Author(s): A. Armanini; M. Dumbser; M. Larcher; E. Nucci
Keywords: No Keywords
Abstract: According to the definitions proposed by Takahashi, debris flows are extraordinary mass transport phenomena driven by gravity. To investigate the basic physics of debris flows, it is very useful to analyze the flow of a mixture of identical, spherical particles saturated by water down a steep channel in steady flow condition. Across the depth we can observed: an external layer, near to the free surface, dominated by nearly instantaneous contacts among the particles (collisional regime), an internal region dominated by prolonged contacts among the particles (frictional regime) and a static bed in which the particles are immobile. Armanini et al. (2009) analyzed different rheological mechanisms inside the flow, focusing on the coexistence of frictional and collisional regimes, on the stress transmission inside the flow and on particles kinematics. In particular, it was observed that granular flows may show locally a typical intermittence of the flow regime, switching alternatively from frictional to collisional. In general, the tensor of the granular phase can be assumed to be the composition of two tensors: T ij g-coll represents the stresses exchanged with a collisional mechanism and T ij g-fric represents the stresses expressed by a frictional mechanism. While the rheology of the collisional regimes is well described by the dense gas analogy (kinetic theory), a persuasive theoretical description of the frictional regime does not yet exist. A Coulombian scheme is often assumed, but this hypothesis is rather limitative because it requires a constant concentration or a distribution of particles concentration known a priori. An interesting scheme of this kind was recently proposed by GDR-Mi Di (2004), but this model does not contain a suitable formulation for the granular pressure (equation of state of the mixture).

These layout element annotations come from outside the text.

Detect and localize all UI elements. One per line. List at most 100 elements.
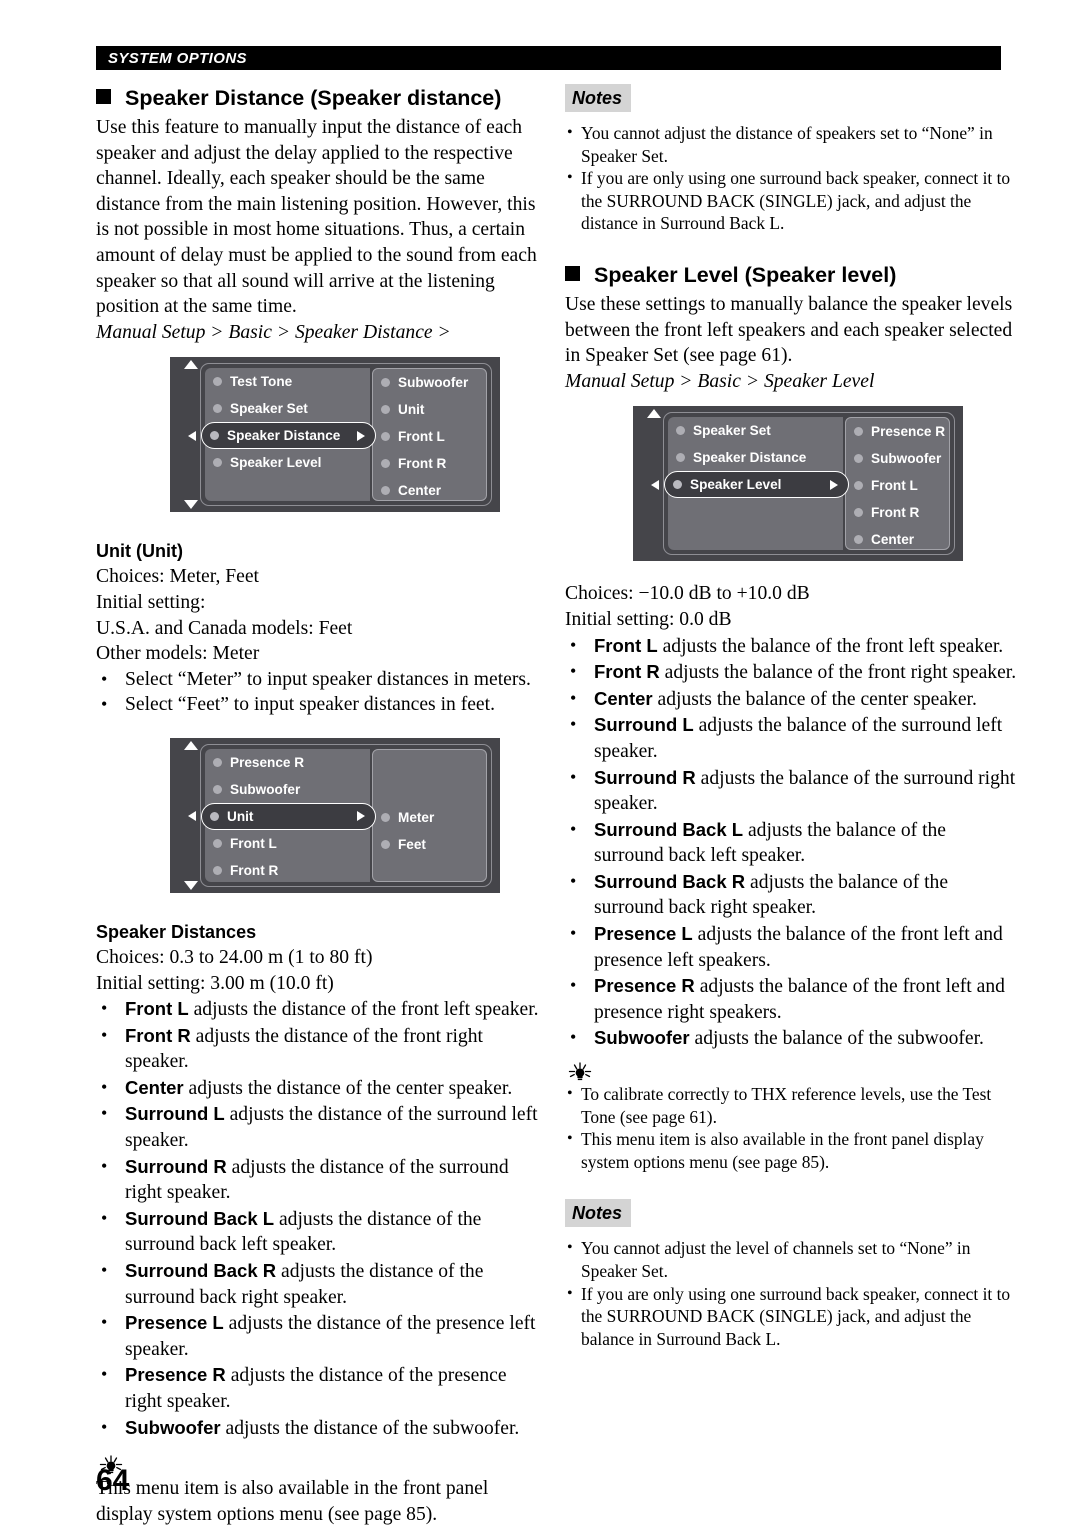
osd-item[interactable]: Front L — [846, 472, 949, 499]
scroll-up-icon[interactable] — [647, 409, 661, 419]
osd-item-label: Subwoofer — [871, 451, 942, 467]
osd-item[interactable]: Subwoofer — [373, 369, 486, 396]
osd-item-label: Front L — [398, 429, 445, 445]
osd-item[interactable]: Presence R — [205, 749, 370, 776]
list-item: Subwoofer adjusts the distance of the su… — [96, 1415, 548, 1442]
bullet-dot-icon — [381, 459, 390, 469]
arrow-right-icon — [357, 811, 365, 822]
bullet-dot-icon — [676, 426, 685, 436]
osd-item-label: Speaker Level — [230, 455, 322, 471]
osd-selected-label: Speaker Level — [690, 477, 782, 493]
speaker-level-choices: Choices: −10.0 dB to +10.0 dB — [565, 583, 810, 605]
osd-item[interactable]: Center — [373, 477, 486, 504]
osd-right-pane: Presence R Subwoofer Front L Front R Cen… — [845, 417, 950, 553]
speaker-distances-choices: Choices: 0.3 to 24.00 m (1 to 80 ft) — [96, 946, 373, 968]
bullet-dot-icon — [854, 535, 863, 545]
osd-item[interactable]: Center — [846, 526, 949, 553]
notes-box-bottom: Notes You cannot adjust the level of cha… — [565, 1199, 1017, 1350]
speaker-distances-title: Speaker Distances — [96, 921, 257, 942]
list-item-term: Surround R — [594, 766, 696, 788]
page-number: 64 — [96, 1464, 130, 1497]
osd-item-label: Test Tone — [230, 374, 293, 390]
osd-item-label: Front R — [230, 862, 279, 878]
osd-menu-speaker-distance: Test Tone Speaker Set Speaker Distance S… — [170, 357, 500, 513]
osd-item-label: Speaker Set — [693, 423, 771, 439]
bullet-dot-icon — [381, 486, 390, 496]
osd-item[interactable]: Front R — [373, 450, 486, 477]
list-item-term: Presence R — [125, 1364, 226, 1386]
speaker-level-heading-text: Speaker Level (Speaker level) — [594, 262, 897, 287]
scroll-down-icon[interactable] — [184, 880, 198, 890]
list-item-term: Front L — [594, 634, 658, 656]
notes-label: Notes — [565, 1199, 632, 1228]
bullet-dot-icon — [213, 377, 222, 387]
osd-spacer — [373, 777, 486, 804]
arrow-left-icon — [188, 430, 196, 441]
osd-item-label: Unit — [398, 402, 425, 418]
list-item-term: Surround L — [594, 714, 694, 736]
osd-item[interactable]: Feet — [373, 831, 486, 858]
list-item-term: Center — [125, 1076, 184, 1098]
list-item: Surround Back R adjusts the distance of … — [96, 1258, 548, 1310]
osd-selected-item[interactable]: Unit — [188, 802, 376, 830]
arrow-left-icon — [188, 811, 196, 822]
osd-item[interactable]: Front L — [205, 830, 370, 857]
osd-item[interactable]: Front L — [373, 423, 486, 450]
list-item: Surround R adjusts the distance of the s… — [96, 1154, 548, 1206]
osd-item[interactable]: Speaker Set — [205, 395, 370, 422]
osd-item[interactable]: Presence R — [846, 418, 949, 445]
osd-item[interactable]: Speaker Level — [205, 449, 370, 476]
notes-box-top: Notes You cannot adjust the distance of … — [565, 84, 1017, 235]
list-item: If you are only using one surround back … — [565, 167, 1017, 235]
osd-item-label: Front L — [871, 478, 918, 494]
list-item: Select “Feet” to input speaker distances… — [96, 692, 548, 718]
list-item: You cannot adjust the distance of speake… — [565, 122, 1017, 167]
list-item-text: To calibrate correctly to THX reference … — [581, 1084, 992, 1127]
list-item: Presence R adjusts the balance of the fr… — [565, 973, 1017, 1025]
list-item: This menu item is also available in the … — [565, 1128, 1017, 1173]
list-item-term: Surround Back R — [125, 1260, 277, 1282]
bullet-dot-icon — [381, 405, 390, 415]
osd-item[interactable]: Front R — [846, 499, 949, 526]
osd-selected-item[interactable]: Speaker Distance — [188, 422, 376, 450]
bullet-dot-icon — [213, 404, 222, 414]
osd-item-label: Speaker Distance — [693, 450, 807, 466]
osd-item[interactable]: Unit — [373, 396, 486, 423]
list-item: Surround Back R adjusts the balance of t… — [565, 869, 1017, 921]
scroll-up-icon[interactable] — [184, 740, 198, 750]
osd-selected-item[interactable]: Speaker Level — [651, 471, 849, 499]
osd-item[interactable]: Test Tone — [205, 368, 370, 395]
bullet-dot-icon — [854, 481, 863, 491]
arrow-left-icon — [651, 479, 659, 490]
scroll-down-icon[interactable] — [184, 500, 198, 510]
osd-item-label: Meter — [398, 809, 435, 825]
list-item-term: Surround L — [125, 1103, 225, 1125]
list-item: Front L adjusts the distance of the fron… — [96, 996, 548, 1023]
scroll-up-icon[interactable] — [184, 360, 198, 370]
list-item-text: adjusts the balance of the subwoofer. — [689, 1028, 984, 1050]
list-item: Select “Meter” to input speaker distance… — [96, 667, 548, 693]
bullet-dot-icon — [676, 453, 685, 463]
osd-item[interactable]: Subwoofer — [205, 776, 370, 803]
osd-item[interactable]: Subwoofer — [846, 445, 949, 472]
speaker-level-intro: Use these settings to manually balance t… — [565, 293, 1013, 367]
list-item-text: Select “Meter” to input speaker distance… — [125, 668, 531, 690]
osd-item[interactable]: Front R — [205, 857, 370, 884]
osd-menu-speaker-level: Speaker Set Speaker Distance Speaker Lev… — [633, 406, 963, 562]
osd-frame: Presence R Subwoofer Unit Front L Front … — [188, 743, 492, 887]
osd-left-pane: Speaker Set Speaker Distance Speaker Lev… — [651, 417, 849, 551]
speaker-distances-bullet-list: Front L adjusts the distance of the fron… — [96, 996, 548, 1441]
osd-item[interactable]: Meter — [373, 804, 486, 831]
osd-item[interactable]: Speaker Set — [668, 417, 843, 444]
osd-item-label: Front L — [230, 835, 277, 851]
list-item-term: Front L — [125, 998, 189, 1020]
unit-choices: Choices: Meter, Feet — [96, 566, 259, 588]
running-head-text: SYSTEM OPTIONS — [108, 49, 247, 67]
osd-selected-label: Unit — [227, 808, 254, 824]
bullet-dot-icon — [213, 784, 222, 794]
list-item-text: adjusts the distance of the subwoofer. — [220, 1417, 520, 1439]
osd-item[interactable]: Speaker Distance — [668, 444, 843, 471]
list-item: Surround L adjusts the balance of the su… — [565, 712, 1017, 764]
bullet-square-icon — [96, 89, 111, 104]
osd-item-label: Presence R — [871, 424, 946, 440]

Following Armanini (2010), we propose a reinterpretation of the model, as weighted average of a pure Coulombian stress (dependent on the static friction angle at the static bed level) and of a dynamic stress, represented by a dynamic friction angle. Besides, a state relation is introduced for the granular pressure and the dynamic friction angle is derived from the kinetic theory. The proposed relations are finally compared with the experimental data.